Lá estava eu, na iminência de dar o primeiro beijo da minha vida, quando o inesperado aconteceu.
A porta do quarto se abriu.
Maldição! Era o meu avô. Ele estava conosco enquanto minha mãe viajava para vender livros da Abril Cultural. Note como faz tempo isso: as pessoas liam livros. E não havia Google, havia enciclopédias.

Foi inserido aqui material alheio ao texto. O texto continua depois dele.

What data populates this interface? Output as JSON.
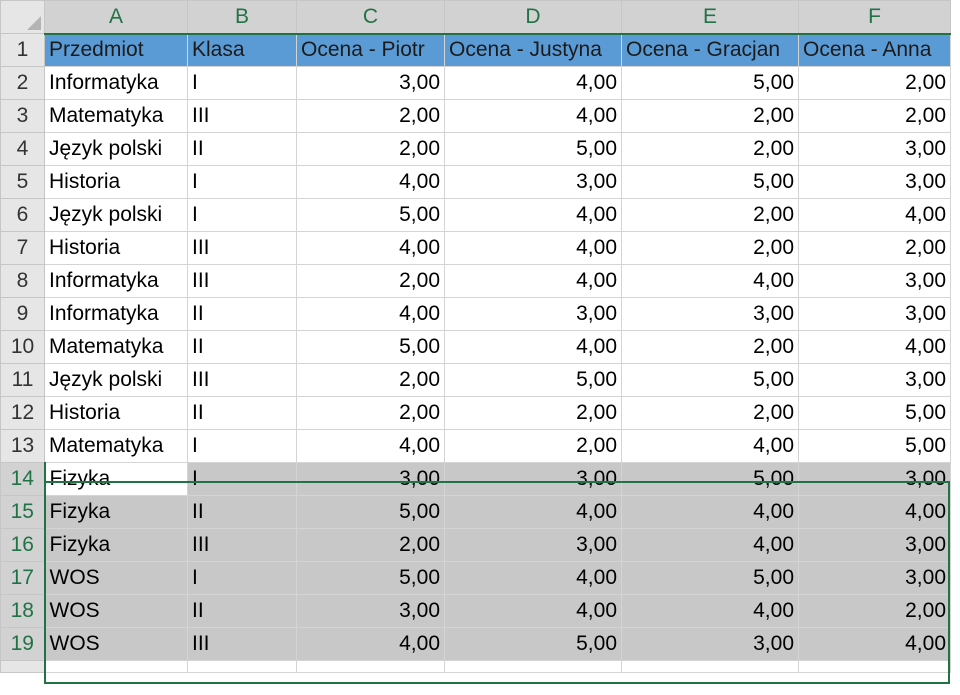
{
  "columns": [
    "A",
    "B",
    "C",
    "D",
    "E",
    "F"
  ],
  "header_row": {
    "num": "1",
    "cells": [
      "Przedmiot",
      "Klasa",
      "Ocena - Piotr",
      "Ocena - Justyna",
      "Ocena - Gracjan",
      "Ocena - Anna"
    ]
  },
  "rows": [
    {
      "num": "2",
      "cells": [
        "Informatyka",
        "I",
        "3,00",
        "4,00",
        "5,00",
        "2,00"
      ]
    },
    {
      "num": "3",
      "cells": [
        "Matematyka",
        "III",
        "2,00",
        "4,00",
        "2,00",
        "2,00"
      ]
    },
    {
      "num": "4",
      "cells": [
        "Język polski",
        "II",
        "2,00",
        "5,00",
        "2,00",
        "3,00"
      ]
    },
    {
      "num": "5",
      "cells": [
        "Historia",
        "I",
        "4,00",
        "3,00",
        "5,00",
        "3,00"
      ]
    },
    {
      "num": "6",
      "cells": [
        "Język polski",
        "I",
        "5,00",
        "4,00",
        "2,00",
        "4,00"
      ]
    },
    {
      "num": "7",
      "cells": [
        "Historia",
        "III",
        "4,00",
        "4,00",
        "2,00",
        "2,00"
      ]
    },
    {
      "num": "8",
      "cells": [
        "Informatyka",
        "III",
        "2,00",
        "4,00",
        "4,00",
        "3,00"
      ]
    },
    {
      "num": "9",
      "cells": [
        "Informatyka",
        "II",
        "4,00",
        "3,00",
        "3,00",
        "3,00"
      ]
    },
    {
      "num": "10",
      "cells": [
        "Matematyka",
        "II",
        "5,00",
        "4,00",
        "2,00",
        "4,00"
      ]
    },
    {
      "num": "11",
      "cells": [
        "Język polski",
        "III",
        "2,00",
        "5,00",
        "5,00",
        "3,00"
      ]
    },
    {
      "num": "12",
      "cells": [
        "Historia",
        "II",
        "2,00",
        "2,00",
        "2,00",
        "5,00"
      ]
    },
    {
      "num": "13",
      "cells": [
        "Matematyka",
        "I",
        "4,00",
        "2,00",
        "4,00",
        "5,00"
      ]
    },
    {
      "num": "14",
      "cells": [
        "Fizyka",
        "I",
        "3,00",
        "3,00",
        "5,00",
        "3,00"
      ]
    },
    {
      "num": "15",
      "cells": [
        "Fizyka",
        "II",
        "5,00",
        "4,00",
        "4,00",
        "4,00"
      ]
    },
    {
      "num": "16",
      "cells": [
        "Fizyka",
        "III",
        "2,00",
        "3,00",
        "4,00",
        "3,00"
      ]
    },
    {
      "num": "17",
      "cells": [
        "WOS",
        "I",
        "5,00",
        "4,00",
        "5,00",
        "3,00"
      ]
    },
    {
      "num": "18",
      "cells": [
        "WOS",
        "II",
        "3,00",
        "4,00",
        "4,00",
        "2,00"
      ]
    },
    {
      "num": "19",
      "cells": [
        "WOS",
        "III",
        "4,00",
        "5,00",
        "3,00",
        "4,00"
      ]
    }
  ],
  "selection": {
    "range": "A14:F19",
    "active_cell": "A14"
  },
  "colors": {
    "header_fill": "#5b9bd5",
    "selection_border": "#217346",
    "selection_fill": "#c8c8c8"
  }
}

Saltamos para os lados, nós quatro. Meu avô não concordaria com aquela proximidade.
– Querem doce de abóbora? – perguntou ele da porta, o trinco na mão.
Voltei para casa feliz, embora estivesse em dúvida: será que, afinal, eu dera meu primeiro beijo na boca?

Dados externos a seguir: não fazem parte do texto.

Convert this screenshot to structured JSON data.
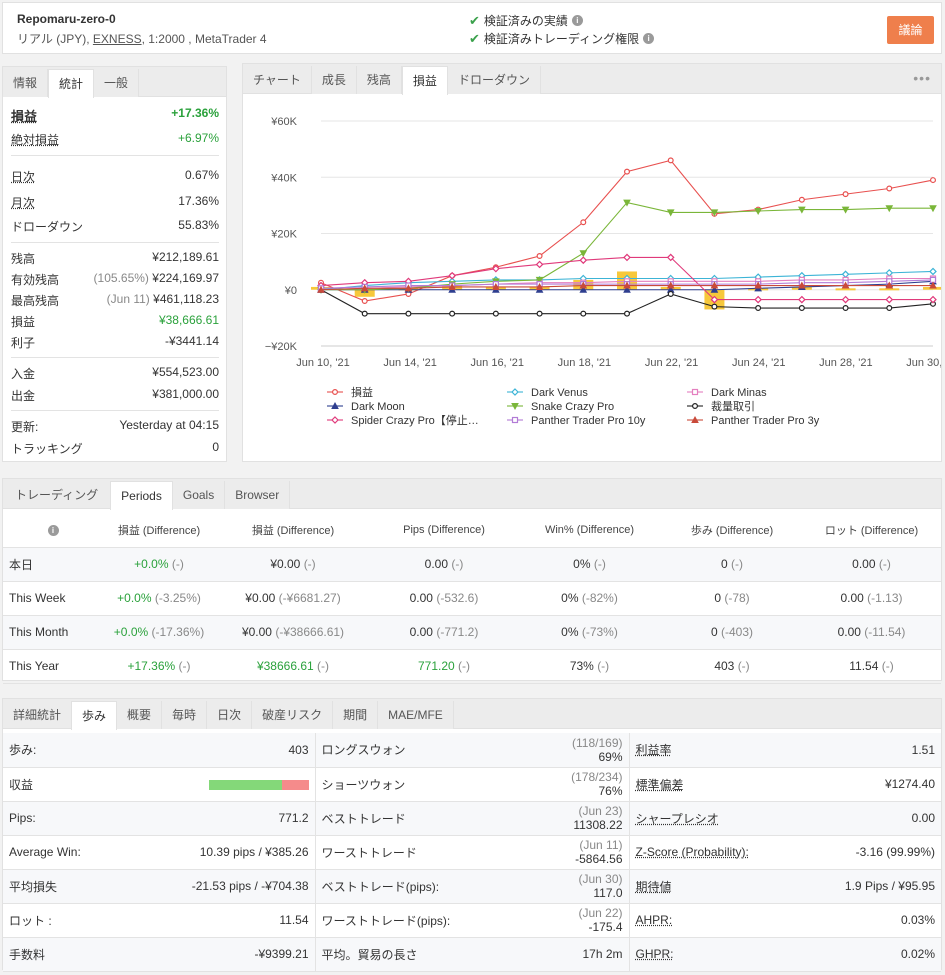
{
  "header": {
    "account_name": "Repomaru-zero-0",
    "account_prefix": "リアル (JPY),",
    "broker": "EXNESS",
    "account_suffix": ", 1:2000 , MetaTrader 4",
    "verified_track": "検証済みの実績",
    "verified_trading": "検証済みトレーディング権限",
    "discuss_label": "議論"
  },
  "stats": {
    "tabs": [
      "情報",
      "統計",
      "一般"
    ],
    "rows": [
      {
        "label": "損益",
        "value": "+17.36%"
      },
      {
        "label": "絶対損益",
        "value": "+6.97%"
      },
      {
        "label": "日次",
        "value": "0.67%"
      },
      {
        "label": "月次",
        "value": "17.36%"
      },
      {
        "label": "ドローダウン",
        "value": "55.83%"
      },
      {
        "label": "残高",
        "value": "¥212,189.61"
      },
      {
        "label": "有効残高",
        "note": "(105.65%)",
        "value": "¥224,169.97"
      },
      {
        "label": "最高残高",
        "note": "(Jun 11)",
        "value": "¥461,118.23"
      },
      {
        "label": "損益",
        "value": "¥38,666.61"
      },
      {
        "label": "利子",
        "value": "-¥3441.14"
      },
      {
        "label": "入金",
        "value": "¥554,523.00"
      },
      {
        "label": "出金",
        "value": "¥381,000.00"
      },
      {
        "label": "更新:",
        "value": "Yesterday at 04:15"
      },
      {
        "label": "トラッキング",
        "value": "0"
      }
    ]
  },
  "chart_tabs": [
    "チャート",
    "成長",
    "残高",
    "損益",
    "ドローダウン"
  ],
  "chart_data": {
    "type": "line",
    "title": "",
    "xlabel": "",
    "ylabel": "",
    "x_ticks": [
      "Jun 10, '21",
      "Jun 14, '21",
      "Jun 16, '21",
      "Jun 18, '21",
      "Jun 22, '21",
      "Jun 24, '21",
      "Jun 28, '21",
      "Jun 30, '21"
    ],
    "y_ticks": [
      "¥60K",
      "¥40K",
      "¥20K",
      "¥0",
      "−¥20K"
    ],
    "ylim": [
      -20000,
      60000
    ],
    "x": [
      "Jun 10",
      "Jun 11",
      "Jun 14",
      "Jun 15",
      "Jun 16",
      "Jun 17",
      "Jun 18",
      "Jun 21",
      "Jun 22",
      "Jun 23",
      "Jun 24",
      "Jun 25",
      "Jun 28",
      "Jun 29",
      "Jun 30"
    ],
    "bars": {
      "name": "",
      "color": "#f7c83b",
      "values": [
        1000,
        -2500,
        500,
        1500,
        1000,
        1000,
        3500,
        6500,
        1000,
        -7000,
        500,
        1000,
        500,
        500,
        1000
      ]
    },
    "series": [
      {
        "name": "損益",
        "color": "#e8504f",
        "marker": "o",
        "values": [
          2500,
          -4000,
          -1500,
          5000,
          8000,
          12000,
          24000,
          42000,
          46000,
          27000,
          28500,
          32000,
          34000,
          36000,
          39000
        ]
      },
      {
        "name": "Dark Venus",
        "color": "#3cb4d6",
        "marker": "d",
        "values": [
          0,
          1500,
          2500,
          3000,
          3500,
          3500,
          4000,
          4000,
          4000,
          4000,
          4500,
          5000,
          5500,
          6000,
          6500
        ]
      },
      {
        "name": "Dark Minas",
        "color": "#e47fbf",
        "marker": "s",
        "values": [
          0,
          500,
          1000,
          1500,
          2000,
          2500,
          2500,
          3000,
          3000,
          3000,
          3000,
          3500,
          3500,
          4000,
          4000
        ]
      },
      {
        "name": "Dark Moon",
        "color": "#2f3f8f",
        "marker": "^",
        "values": [
          0,
          0,
          0,
          0,
          0,
          0,
          0,
          0,
          0,
          0,
          500,
          1000,
          1500,
          2000,
          3000
        ]
      },
      {
        "name": "Snake Crazy Pro",
        "color": "#7ab639",
        "marker": "v",
        "values": [
          0,
          0,
          500,
          2000,
          3000,
          3500,
          13000,
          31000,
          27500,
          27500,
          28000,
          28500,
          28500,
          29000,
          29000
        ]
      },
      {
        "name": "裁量取引",
        "color": "#222222",
        "marker": "o",
        "values": [
          0,
          -8500,
          -8500,
          -8500,
          -8500,
          -8500,
          -8500,
          -8500,
          -1500,
          -6000,
          -6500,
          -6500,
          -6500,
          -6500,
          -5000
        ]
      },
      {
        "name": "Spider Crazy Pro【停止…",
        "color": "#e03a7b",
        "marker": "d",
        "values": [
          1500,
          2500,
          3000,
          5000,
          7500,
          9000,
          10500,
          11500,
          11500,
          -3500,
          -3500,
          -3500,
          -3500,
          -3500,
          -3500
        ]
      },
      {
        "name": "Panther Trader Pro 10y",
        "color": "#b27bd6",
        "marker": "s",
        "values": [
          500,
          1000,
          1500,
          1500,
          2000,
          2000,
          2000,
          2000,
          2000,
          2000,
          2000,
          2500,
          2500,
          3000,
          3500
        ]
      },
      {
        "name": "Panther Trader Pro 3y",
        "color": "#c94a3a",
        "marker": "^",
        "values": [
          0,
          500,
          500,
          1000,
          1000,
          1000,
          1500,
          1500,
          1500,
          1500,
          1500,
          1500,
          1500,
          1500,
          1500
        ]
      }
    ],
    "legend": "bottom",
    "grid": true
  },
  "periods": {
    "tabs": [
      "トレーディング",
      "Periods",
      "Goals",
      "Browser"
    ],
    "headers": [
      "損益 (Difference)",
      "損益 (Difference)",
      "Pips (Difference)",
      "Win% (Difference)",
      "歩み (Difference)",
      "ロット (Difference)"
    ],
    "rows": [
      {
        "label": "本日",
        "cells": [
          [
            "+0.0%",
            "(-)",
            "g"
          ],
          [
            "¥0.00",
            "(-)",
            ""
          ],
          [
            "0.00",
            "(-)",
            ""
          ],
          [
            "0%",
            "(-)",
            ""
          ],
          [
            "0",
            "(-)",
            ""
          ],
          [
            "0.00",
            "(-)",
            ""
          ]
        ]
      },
      {
        "label": "This Week",
        "cells": [
          [
            "+0.0%",
            "(-3.25%)",
            "g"
          ],
          [
            "¥0.00",
            "(-¥6681.27)",
            ""
          ],
          [
            "0.00",
            "(-532.6)",
            ""
          ],
          [
            "0%",
            "(-82%)",
            ""
          ],
          [
            "0",
            "(-78)",
            ""
          ],
          [
            "0.00",
            "(-1.13)",
            ""
          ]
        ]
      },
      {
        "label": "This Month",
        "cells": [
          [
            "+0.0%",
            "(-17.36%)",
            "g"
          ],
          [
            "¥0.00",
            "(-¥38666.61)",
            ""
          ],
          [
            "0.00",
            "(-771.2)",
            ""
          ],
          [
            "0%",
            "(-73%)",
            ""
          ],
          [
            "0",
            "(-403)",
            ""
          ],
          [
            "0.00",
            "(-11.54)",
            ""
          ]
        ]
      },
      {
        "label": "This Year",
        "cells": [
          [
            "+17.36%",
            "(-)",
            "g"
          ],
          [
            "¥38666.61",
            "(-)",
            "g"
          ],
          [
            "771.20",
            "(-)",
            "g"
          ],
          [
            "73%",
            "(-)",
            ""
          ],
          [
            "403",
            "(-)",
            ""
          ],
          [
            "11.54",
            "(-)",
            ""
          ]
        ]
      }
    ]
  },
  "detail": {
    "tabs": [
      "詳細統計",
      "歩み",
      "概要",
      "毎時",
      "日次",
      "破産リスク",
      "期間",
      "MAE/MFE"
    ],
    "rows": [
      [
        [
          "歩み:",
          "",
          "403"
        ],
        [
          "ロングスウォン",
          "(118/169)",
          "69%"
        ],
        [
          "利益率",
          "",
          "1.51"
        ]
      ],
      [
        [
          "収益",
          "",
          ""
        ],
        [
          "ショーツウォン",
          "(178/234)",
          "76%"
        ],
        [
          "標準偏差",
          "",
          "¥1274.40"
        ]
      ],
      [
        [
          "Pips:",
          "",
          "771.2"
        ],
        [
          "ベストトレード",
          "(Jun 23)",
          "11308.22"
        ],
        [
          "シャープレシオ",
          "",
          "0.00"
        ]
      ],
      [
        [
          "Average Win:",
          "",
          "10.39 pips / ¥385.26"
        ],
        [
          "ワーストトレード",
          "(Jun 11)",
          "-5864.56"
        ],
        [
          "Z-Score (Probability):",
          "",
          "-3.16 (99.99%)"
        ]
      ],
      [
        [
          "平均損失",
          "",
          "-21.53 pips / -¥704.38"
        ],
        [
          "ベストトレード(pips):",
          "(Jun 30)",
          "117.0"
        ],
        [
          "期待値",
          "",
          "1.9 Pips / ¥95.95"
        ]
      ],
      [
        [
          "ロット :",
          "",
          "11.54"
        ],
        [
          "ワーストトレード(pips):",
          "(Jun 22)",
          "-175.4"
        ],
        [
          "AHPR:",
          "",
          "0.03%"
        ]
      ],
      [
        [
          "手数料",
          "",
          "-¥9399.21"
        ],
        [
          "平均。貿易の長さ",
          "",
          "17h 2m"
        ],
        [
          "GHPR:",
          "",
          "0.02%"
        ]
      ]
    ],
    "profit_ratio": 0.73
  }
}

O doce de abóbora era feito pela minha avó, uma delícia.
– Queremos! – apressou-se a minha irmã.
Meu avô saiu para buscar o doce. Olhei para o Nick. O Nick olhou para mim. Será que não conseguiríamos? A Hora do Rei chegava ao fim. RC estava propondo:
"Neste momento
Tudo lá fora
Deixar ficar…".
Meu avô chegou com as tigelinhas. Começamos a comer. Agora, a voz meio anasalada daquele grego saía de dentro do radinho:
"Someday, somewhere
You said hello
And walked into my life…".
Era uma época romântica, acho.
Meu avô já havia saído, estávamos sozinhos outra vez. Terminamos os doces. Era chegada a hora. Levantei as sobrancelhas. Respirei fundo. O Nick sentiu que eu ia avançar. Retesou-se, em expectativa. Gritei:
– Já!
E abraçamos as gurias. Grudei meus lábios nos lábios da Silvia Lemos, que ficou perplexa, dura, imóvel, com a boca muito fechada e os olhos muito arregalados. Do outro lado, a outra Silvia, minha irmã, a Coimbra, pôs-se a lutar bravamente contra o Nick. Ela rosnava e estapeava e cobria o rosto com um casaquinho azul-marinho que usava. O Nick gemia de esforço, mas nada de conseguir tirar o casaquinho de cima da cabeça dela. Eu continuava com os lábios encostados nos lábios da Lemos. Tinha fechado os olhos, porque sabia que era assim que funcionava a coisa. No meio do processo, espiei para ver como ela reagia, e ela continuava do mesmo jeito: os olhos esbugalhados, os lábios cerrados, parecia que fora atingida pelo raio petrificante do gênio Shazzan.
O Nick era violentamente arranhado pela minha irmã, e reclamava: ai, ui, ui, ai, ui, aiaiaiaiai…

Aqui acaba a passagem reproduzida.